During class discussion from last class on Rachel Maines, the Technology of Orgasm (1999), and Lee Wright, “Objectifying Gender: the Stiletto Heel,” A View from the Interior: Women and Design (1995), I found many interesting facts in ID history concerning design and gender. It is not that this subject have never come to my mind and given me questions; however, the real evidence from those two case studies led me to some specific questions. Both topics have given me different approach to think about design and gender issue as a designer and a user; however, the more interesting study that I could not stop listening and wondering about is Maines’ study on the invention of vibrator.

First, when my professor showed us the first page of the slide presentation on a projector, I could not close my mouth. Especially from my cultural background (I was born and raised in South Korea being taught human morality based on Confucianism), just seeing word “vibrator” was not comfortable but little embarrassed. It was not too bad though, since I have been studying in America for eight years; I have become used to different thoughts and aspect on sexuality through people’s eyes from more opened culture. There are sex shops just on streets and at shopping malls; they are open to everyone regardless how old you are. However, if you go to Korea, people think that going to places like them is some kind of an embarrassment to show other people. With all kinds of different ideas and opinions of people with diverse background, knowing that people now agree with that a vibrator is some sort of a sex toy, I have come up with a question wondering if the inventor of a vibrator and users really thought that it was just a solution to help women with “hysteria.”

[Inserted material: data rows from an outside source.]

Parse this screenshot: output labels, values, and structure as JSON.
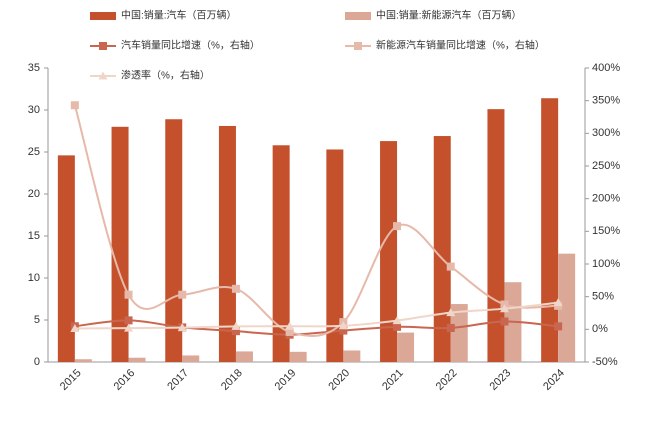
{
  "chart_data": {
    "type": "bar-line",
    "categories": [
      "2015",
      "2016",
      "2017",
      "2018",
      "2019",
      "2020",
      "2021",
      "2022",
      "2023",
      "2024"
    ],
    "series": [
      {
        "name": "中国:销量:汽车（百万辆）",
        "type": "bar",
        "color": "#c4512c",
        "values": [
          24.6,
          28.0,
          28.9,
          28.1,
          25.8,
          25.3,
          26.3,
          26.9,
          30.1,
          31.4
        ]
      },
      {
        "name": "中国:销量:新能源汽车（百万辆）",
        "type": "bar",
        "color": "#dba898",
        "values": [
          0.33,
          0.51,
          0.78,
          1.26,
          1.21,
          1.37,
          3.5,
          6.9,
          9.5,
          12.9
        ]
      },
      {
        "name": "汽车销量同比增速（%，右轴）",
        "type": "line",
        "marker": "square",
        "axis": "y2",
        "color": "#c8664f",
        "values": [
          4.7,
          13.7,
          3.0,
          -2.8,
          -8.2,
          -1.9,
          3.8,
          2.1,
          12.0,
          4.5
        ]
      },
      {
        "name": "新能源汽车销量同比增速（%，右轴）",
        "type": "line",
        "marker": "square",
        "axis": "y2",
        "color": "#e6b9aa",
        "values": [
          343,
          53,
          53,
          62,
          -4,
          11,
          158,
          96,
          38,
          36
        ]
      },
      {
        "name": "渗透率（%，右轴）",
        "type": "line",
        "marker": "triangle",
        "axis": "y2",
        "color": "#f0d6c9",
        "values": [
          1.3,
          1.8,
          2.7,
          4.5,
          4.7,
          5.4,
          13.4,
          25.6,
          31.6,
          40.9
        ]
      }
    ],
    "ylim": [
      0,
      35
    ],
    "yticks": [
      0,
      5,
      10,
      15,
      20,
      25,
      30,
      35
    ],
    "y2lim": [
      -50,
      400
    ],
    "y2ticks": [
      {
        "value": -50,
        "label": "-50%"
      },
      {
        "value": 0,
        "label": "0%"
      },
      {
        "value": 50,
        "label": "50%"
      },
      {
        "value": 100,
        "label": "100%"
      },
      {
        "value": 150,
        "label": "150%"
      },
      {
        "value": 200,
        "label": "200%"
      },
      {
        "value": 250,
        "label": "250%"
      },
      {
        "value": 300,
        "label": "300%"
      },
      {
        "value": 350,
        "label": "350%"
      },
      {
        "value": 400,
        "label": "400%"
      }
    ],
    "grid": false,
    "legend": "top"
  }
}
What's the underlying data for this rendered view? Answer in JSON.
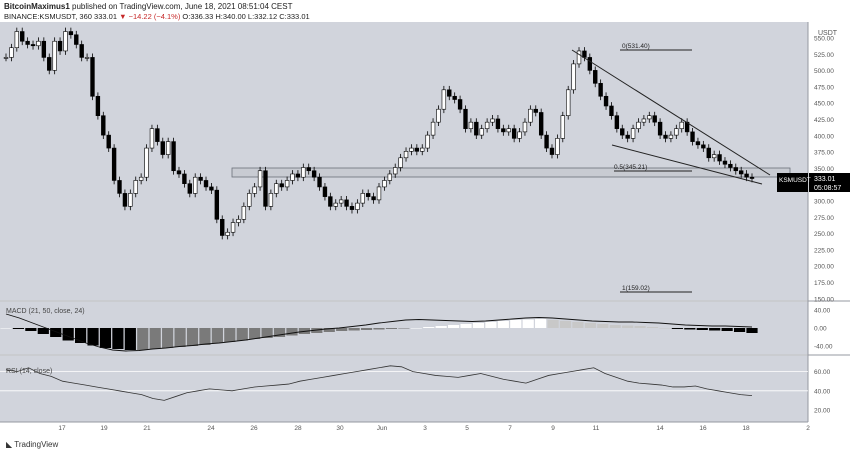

In my opinion, people, particularly the users must know that a vibrator does more than helping them with “hysteria” when it was first invented. Also even the inventor and doctors who treated those women patients eventually should have found out soon that the pleasure that patients get is beyond treatment. First, patients start with treatment by doctor with this new great invention that gives them orgasm, but the more they get treated, the more they would have want to use a vibrator. The invention certainly was made based on a medical reason; however, as time goes by, people must have realized additional and often need of a vibrator along with developing new designs of smaller and portable vibrators. Although it has started off as medical equipment, it has given users a chance to know what they can do for their extra and essential needs. Furthermore, supported by a lot of women users, it must have changed how people think about sexually and helped other people who once have thought about inventing other type of sex toys that they were originally afraid to make.